Date of Award

5-2017

Document Type

Honors Thesis

Degree Name

Bachelor of Arts

Department

English

Advisor/Committee Chair

Eric Keenaghan

Committee Member

Charles Shepherdson

Abstract

As we face the end of the post-modern world at the beginning of the twenty-first century, the preceding decades of postmodernity can be seen to have led to a widespread underappreciation of reading and writing poetry in general. If we want to say that poetry is necessary in the world, how should literary scholars and writers defend its value? The value of reading and writing poetry owes to its socio-political efficacy. This research will highlight how poetry can be political through exploring the works of three documentary poets: Muriel Rukeyser, C.D. Wright, and Claudia Rankine.
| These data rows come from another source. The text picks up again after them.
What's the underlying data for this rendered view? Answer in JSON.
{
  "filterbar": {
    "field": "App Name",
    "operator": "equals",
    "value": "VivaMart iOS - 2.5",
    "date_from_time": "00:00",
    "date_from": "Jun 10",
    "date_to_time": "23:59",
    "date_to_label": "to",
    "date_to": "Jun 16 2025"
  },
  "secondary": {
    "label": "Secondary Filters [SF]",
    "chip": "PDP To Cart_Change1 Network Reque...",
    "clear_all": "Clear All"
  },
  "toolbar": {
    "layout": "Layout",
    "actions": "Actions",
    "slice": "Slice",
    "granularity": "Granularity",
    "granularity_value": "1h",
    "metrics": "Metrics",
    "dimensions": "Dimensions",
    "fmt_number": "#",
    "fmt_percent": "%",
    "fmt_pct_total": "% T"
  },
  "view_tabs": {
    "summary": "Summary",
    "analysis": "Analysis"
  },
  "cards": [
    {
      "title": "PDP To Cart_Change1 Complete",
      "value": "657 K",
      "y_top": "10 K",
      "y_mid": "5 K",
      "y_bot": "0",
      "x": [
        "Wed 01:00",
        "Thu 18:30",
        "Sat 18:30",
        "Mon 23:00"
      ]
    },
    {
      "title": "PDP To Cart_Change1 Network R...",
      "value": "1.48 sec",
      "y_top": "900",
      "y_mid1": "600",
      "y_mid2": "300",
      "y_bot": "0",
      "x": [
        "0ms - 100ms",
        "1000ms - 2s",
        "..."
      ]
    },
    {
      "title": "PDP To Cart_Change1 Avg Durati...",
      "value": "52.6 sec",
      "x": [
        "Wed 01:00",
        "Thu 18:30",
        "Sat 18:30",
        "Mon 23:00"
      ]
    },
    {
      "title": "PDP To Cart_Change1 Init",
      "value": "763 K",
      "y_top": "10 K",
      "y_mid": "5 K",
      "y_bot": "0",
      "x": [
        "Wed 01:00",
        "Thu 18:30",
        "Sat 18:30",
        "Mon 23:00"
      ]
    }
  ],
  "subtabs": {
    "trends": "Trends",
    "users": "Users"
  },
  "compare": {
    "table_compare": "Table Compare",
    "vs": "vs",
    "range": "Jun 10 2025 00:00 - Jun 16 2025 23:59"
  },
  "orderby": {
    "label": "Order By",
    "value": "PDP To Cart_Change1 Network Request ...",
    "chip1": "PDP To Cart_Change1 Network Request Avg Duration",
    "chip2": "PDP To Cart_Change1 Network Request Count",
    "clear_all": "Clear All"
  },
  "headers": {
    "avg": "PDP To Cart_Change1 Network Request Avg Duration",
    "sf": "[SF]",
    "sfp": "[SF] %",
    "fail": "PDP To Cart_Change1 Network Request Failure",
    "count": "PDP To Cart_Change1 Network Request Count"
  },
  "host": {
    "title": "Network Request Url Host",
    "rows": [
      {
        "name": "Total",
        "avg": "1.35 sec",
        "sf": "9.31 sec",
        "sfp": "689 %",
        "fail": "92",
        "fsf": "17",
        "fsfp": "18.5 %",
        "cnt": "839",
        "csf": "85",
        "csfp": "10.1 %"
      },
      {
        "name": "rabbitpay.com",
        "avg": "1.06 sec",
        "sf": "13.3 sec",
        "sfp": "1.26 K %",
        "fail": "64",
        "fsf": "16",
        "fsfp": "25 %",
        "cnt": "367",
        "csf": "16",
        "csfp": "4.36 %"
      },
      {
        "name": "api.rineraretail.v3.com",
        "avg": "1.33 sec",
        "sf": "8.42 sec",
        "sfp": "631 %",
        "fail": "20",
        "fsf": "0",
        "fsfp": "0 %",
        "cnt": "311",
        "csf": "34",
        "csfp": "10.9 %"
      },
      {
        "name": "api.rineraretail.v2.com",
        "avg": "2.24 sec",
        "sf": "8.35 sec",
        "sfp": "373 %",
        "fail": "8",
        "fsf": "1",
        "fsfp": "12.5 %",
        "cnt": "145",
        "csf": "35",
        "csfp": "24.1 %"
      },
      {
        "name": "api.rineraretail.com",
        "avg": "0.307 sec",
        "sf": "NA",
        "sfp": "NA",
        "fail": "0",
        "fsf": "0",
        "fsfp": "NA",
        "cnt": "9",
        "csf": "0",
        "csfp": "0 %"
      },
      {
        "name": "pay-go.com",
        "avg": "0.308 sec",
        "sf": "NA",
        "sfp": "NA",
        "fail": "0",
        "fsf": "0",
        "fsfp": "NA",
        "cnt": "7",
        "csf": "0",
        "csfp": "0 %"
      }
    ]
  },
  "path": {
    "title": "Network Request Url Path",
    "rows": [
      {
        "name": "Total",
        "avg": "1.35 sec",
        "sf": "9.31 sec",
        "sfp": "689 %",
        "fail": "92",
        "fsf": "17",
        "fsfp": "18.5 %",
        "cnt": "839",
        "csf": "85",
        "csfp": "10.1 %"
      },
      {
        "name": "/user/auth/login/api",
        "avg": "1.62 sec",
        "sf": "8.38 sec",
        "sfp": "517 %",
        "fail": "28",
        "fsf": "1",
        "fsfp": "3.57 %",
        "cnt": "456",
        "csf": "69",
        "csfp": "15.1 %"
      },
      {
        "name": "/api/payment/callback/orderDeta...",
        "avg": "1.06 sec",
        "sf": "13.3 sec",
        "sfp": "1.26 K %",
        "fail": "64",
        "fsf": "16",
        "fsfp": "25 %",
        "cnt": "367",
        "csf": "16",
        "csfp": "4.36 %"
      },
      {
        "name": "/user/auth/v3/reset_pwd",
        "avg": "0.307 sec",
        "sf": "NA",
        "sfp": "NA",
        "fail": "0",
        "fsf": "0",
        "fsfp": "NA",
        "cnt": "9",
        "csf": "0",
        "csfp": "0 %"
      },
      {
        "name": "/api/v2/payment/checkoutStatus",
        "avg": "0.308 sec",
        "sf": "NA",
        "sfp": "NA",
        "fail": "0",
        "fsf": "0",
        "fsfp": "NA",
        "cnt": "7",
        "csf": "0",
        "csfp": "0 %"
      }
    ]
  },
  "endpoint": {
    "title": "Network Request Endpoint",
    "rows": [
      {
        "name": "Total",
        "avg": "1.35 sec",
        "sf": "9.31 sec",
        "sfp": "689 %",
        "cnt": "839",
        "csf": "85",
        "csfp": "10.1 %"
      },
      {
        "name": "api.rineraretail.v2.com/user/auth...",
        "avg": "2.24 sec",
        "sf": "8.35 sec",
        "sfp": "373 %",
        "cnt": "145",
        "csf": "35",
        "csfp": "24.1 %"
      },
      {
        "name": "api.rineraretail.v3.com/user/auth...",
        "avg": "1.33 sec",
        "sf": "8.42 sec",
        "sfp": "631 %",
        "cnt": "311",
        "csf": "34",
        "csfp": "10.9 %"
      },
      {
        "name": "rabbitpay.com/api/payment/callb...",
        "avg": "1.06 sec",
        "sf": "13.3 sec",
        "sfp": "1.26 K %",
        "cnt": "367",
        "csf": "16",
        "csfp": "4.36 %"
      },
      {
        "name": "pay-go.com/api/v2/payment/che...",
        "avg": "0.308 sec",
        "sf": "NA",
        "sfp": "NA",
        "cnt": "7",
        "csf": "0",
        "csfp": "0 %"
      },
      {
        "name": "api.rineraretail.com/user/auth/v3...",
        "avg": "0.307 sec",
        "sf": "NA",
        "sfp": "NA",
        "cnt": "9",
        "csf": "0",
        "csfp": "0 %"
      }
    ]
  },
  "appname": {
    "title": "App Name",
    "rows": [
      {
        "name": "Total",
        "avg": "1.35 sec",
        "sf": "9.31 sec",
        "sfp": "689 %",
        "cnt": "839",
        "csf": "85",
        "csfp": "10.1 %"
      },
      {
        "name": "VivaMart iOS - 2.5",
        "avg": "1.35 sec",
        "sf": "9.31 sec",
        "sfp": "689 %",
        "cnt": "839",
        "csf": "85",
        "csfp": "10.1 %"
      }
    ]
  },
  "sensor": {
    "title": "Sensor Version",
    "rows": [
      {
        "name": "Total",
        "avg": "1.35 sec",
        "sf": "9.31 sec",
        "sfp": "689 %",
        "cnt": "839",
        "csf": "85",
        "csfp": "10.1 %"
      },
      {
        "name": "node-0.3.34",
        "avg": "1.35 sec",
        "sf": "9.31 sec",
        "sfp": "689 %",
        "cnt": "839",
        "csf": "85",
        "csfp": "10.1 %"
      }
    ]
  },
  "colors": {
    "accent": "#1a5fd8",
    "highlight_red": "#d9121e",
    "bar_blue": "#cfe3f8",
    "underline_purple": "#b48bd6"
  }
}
The goal is to refute the popular denunciation of documentary poetry that it is simply the mimesis of the real world. This common rejection is derived from a reductive view of its characteristic reproduction of documents or statements not produced by the poet. Drawing upon the idea of the imagination that William Carlos Williams conceptualizes in Spring and All and his documentary poetics in Paterson, this thesis will argue that the three poets’ works are located in the tradition of his poetics. Exploring that tradition, this thesis will underline how poetry can be political and how it can collaborate with other media. Through showing how documents and lyrics provide poetic sources of imagination while collaborating with photography and film, this research highlights the socio-political impacts that documentary poetry has.